When asked to compare major differences between UT and UC, Yudof noted that UC is part of California’s Master Plan for higher education and far more centralized than the Texas system. He said that some features of the Master Plan were no longer applicable, but did not detail which ones.
He did say he felt UC campuses should have more decision-making authority. “I don’t think the UC president should be approving things on a case-by-case basis,” he said, adding that it should not take three months for OP to sign off on a vice chancellor appointment.
Yudof, who headed the University of Minnesota for five years before taking the helm at UT in 2002, cheerfully dodged a question about which UC campus he would consider a “flagship” campus. The Philadelphia native and legal scholar half-joked that he was “a Philadelphia lawyer” and preferred to “take the Fifth Amendment.” But he added that, unlike UT, “I don’t think of (the campuses) that way (at UC).”
Regarding future trends in public funding of higher education in general and UC in particular, the incoming president was not sanguine.
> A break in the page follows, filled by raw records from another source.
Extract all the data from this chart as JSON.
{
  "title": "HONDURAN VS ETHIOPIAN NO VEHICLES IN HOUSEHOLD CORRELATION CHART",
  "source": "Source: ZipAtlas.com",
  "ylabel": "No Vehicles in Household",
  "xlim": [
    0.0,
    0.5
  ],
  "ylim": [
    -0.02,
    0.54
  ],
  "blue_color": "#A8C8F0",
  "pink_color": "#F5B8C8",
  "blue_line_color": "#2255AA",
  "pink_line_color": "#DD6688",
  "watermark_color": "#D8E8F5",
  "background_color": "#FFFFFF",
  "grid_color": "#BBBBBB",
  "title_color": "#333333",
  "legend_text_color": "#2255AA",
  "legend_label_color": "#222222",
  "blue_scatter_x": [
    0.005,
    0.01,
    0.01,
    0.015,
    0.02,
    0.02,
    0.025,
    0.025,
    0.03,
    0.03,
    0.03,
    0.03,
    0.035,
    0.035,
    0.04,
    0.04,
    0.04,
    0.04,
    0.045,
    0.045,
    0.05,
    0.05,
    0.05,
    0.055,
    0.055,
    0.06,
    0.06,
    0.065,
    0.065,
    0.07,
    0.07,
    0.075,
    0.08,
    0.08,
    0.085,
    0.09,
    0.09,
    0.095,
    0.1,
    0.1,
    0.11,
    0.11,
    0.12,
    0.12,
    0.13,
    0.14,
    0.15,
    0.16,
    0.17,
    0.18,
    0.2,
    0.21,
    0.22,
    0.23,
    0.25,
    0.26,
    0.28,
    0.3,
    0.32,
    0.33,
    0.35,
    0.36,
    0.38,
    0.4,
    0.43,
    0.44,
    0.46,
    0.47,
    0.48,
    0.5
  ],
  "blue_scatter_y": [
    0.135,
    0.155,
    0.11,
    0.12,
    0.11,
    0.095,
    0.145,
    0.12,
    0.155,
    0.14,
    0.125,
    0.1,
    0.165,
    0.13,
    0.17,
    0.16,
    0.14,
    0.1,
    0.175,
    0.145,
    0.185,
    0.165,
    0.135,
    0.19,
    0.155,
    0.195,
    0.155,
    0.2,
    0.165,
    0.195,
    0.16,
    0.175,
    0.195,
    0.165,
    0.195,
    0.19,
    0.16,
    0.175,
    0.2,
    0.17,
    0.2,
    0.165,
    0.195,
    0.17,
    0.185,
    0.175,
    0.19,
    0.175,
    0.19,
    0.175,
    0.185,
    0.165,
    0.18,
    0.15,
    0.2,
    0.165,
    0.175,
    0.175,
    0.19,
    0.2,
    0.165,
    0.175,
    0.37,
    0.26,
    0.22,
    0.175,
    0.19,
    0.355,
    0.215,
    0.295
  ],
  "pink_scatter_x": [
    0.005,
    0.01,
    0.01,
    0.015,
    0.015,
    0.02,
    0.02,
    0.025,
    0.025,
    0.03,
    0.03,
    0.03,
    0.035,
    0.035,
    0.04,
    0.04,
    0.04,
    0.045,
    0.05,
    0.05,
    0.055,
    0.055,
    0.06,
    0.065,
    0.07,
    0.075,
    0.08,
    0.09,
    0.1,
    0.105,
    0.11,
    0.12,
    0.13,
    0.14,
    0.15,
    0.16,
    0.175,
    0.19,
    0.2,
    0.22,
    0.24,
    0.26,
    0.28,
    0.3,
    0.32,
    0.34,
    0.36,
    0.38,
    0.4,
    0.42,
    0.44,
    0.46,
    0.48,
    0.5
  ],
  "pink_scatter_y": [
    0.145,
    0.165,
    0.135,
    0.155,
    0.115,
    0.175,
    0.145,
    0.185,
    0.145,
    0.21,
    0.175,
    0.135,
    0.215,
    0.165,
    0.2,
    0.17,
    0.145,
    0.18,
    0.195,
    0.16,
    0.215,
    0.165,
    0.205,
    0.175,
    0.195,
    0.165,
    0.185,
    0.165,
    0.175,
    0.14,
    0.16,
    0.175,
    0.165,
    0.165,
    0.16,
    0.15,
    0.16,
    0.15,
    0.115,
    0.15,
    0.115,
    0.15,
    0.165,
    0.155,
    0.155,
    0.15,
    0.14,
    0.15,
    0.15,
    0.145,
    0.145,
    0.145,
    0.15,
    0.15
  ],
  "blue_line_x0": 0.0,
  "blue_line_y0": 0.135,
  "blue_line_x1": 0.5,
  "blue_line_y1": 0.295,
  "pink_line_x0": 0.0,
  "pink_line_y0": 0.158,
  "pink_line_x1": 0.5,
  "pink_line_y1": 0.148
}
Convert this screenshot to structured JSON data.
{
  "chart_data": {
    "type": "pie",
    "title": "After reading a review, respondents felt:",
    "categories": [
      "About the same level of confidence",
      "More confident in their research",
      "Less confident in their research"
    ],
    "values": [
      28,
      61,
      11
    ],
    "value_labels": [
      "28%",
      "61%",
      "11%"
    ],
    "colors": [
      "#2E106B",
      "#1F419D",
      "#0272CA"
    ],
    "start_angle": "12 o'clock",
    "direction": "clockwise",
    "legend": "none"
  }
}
His initial meeting with Gov. Arnold Schwartzenegger was amiable—they smoked cigars together in the governor’s capitol cigar tent—and it convinced him the governor understands the essential value of higher education. But Yudof looks to students and private interests rather than the public coffer to bear much of the mounting costs.
He first laid out his views on what he called “the hybrid university”—one that depended on a mix of more private money and less public support—in a 2002 essay on the future of the public research university. “The challenge for these hybrid institutions will be to retain the best of their public traditions while adapting to a more privatized model,” he wrote.
Yudof told the UC editors and writers that his perception of the challenge to public universities has not changed in the intervening six years. “I’m very worried about (the trend), but don’t know where it will end up.”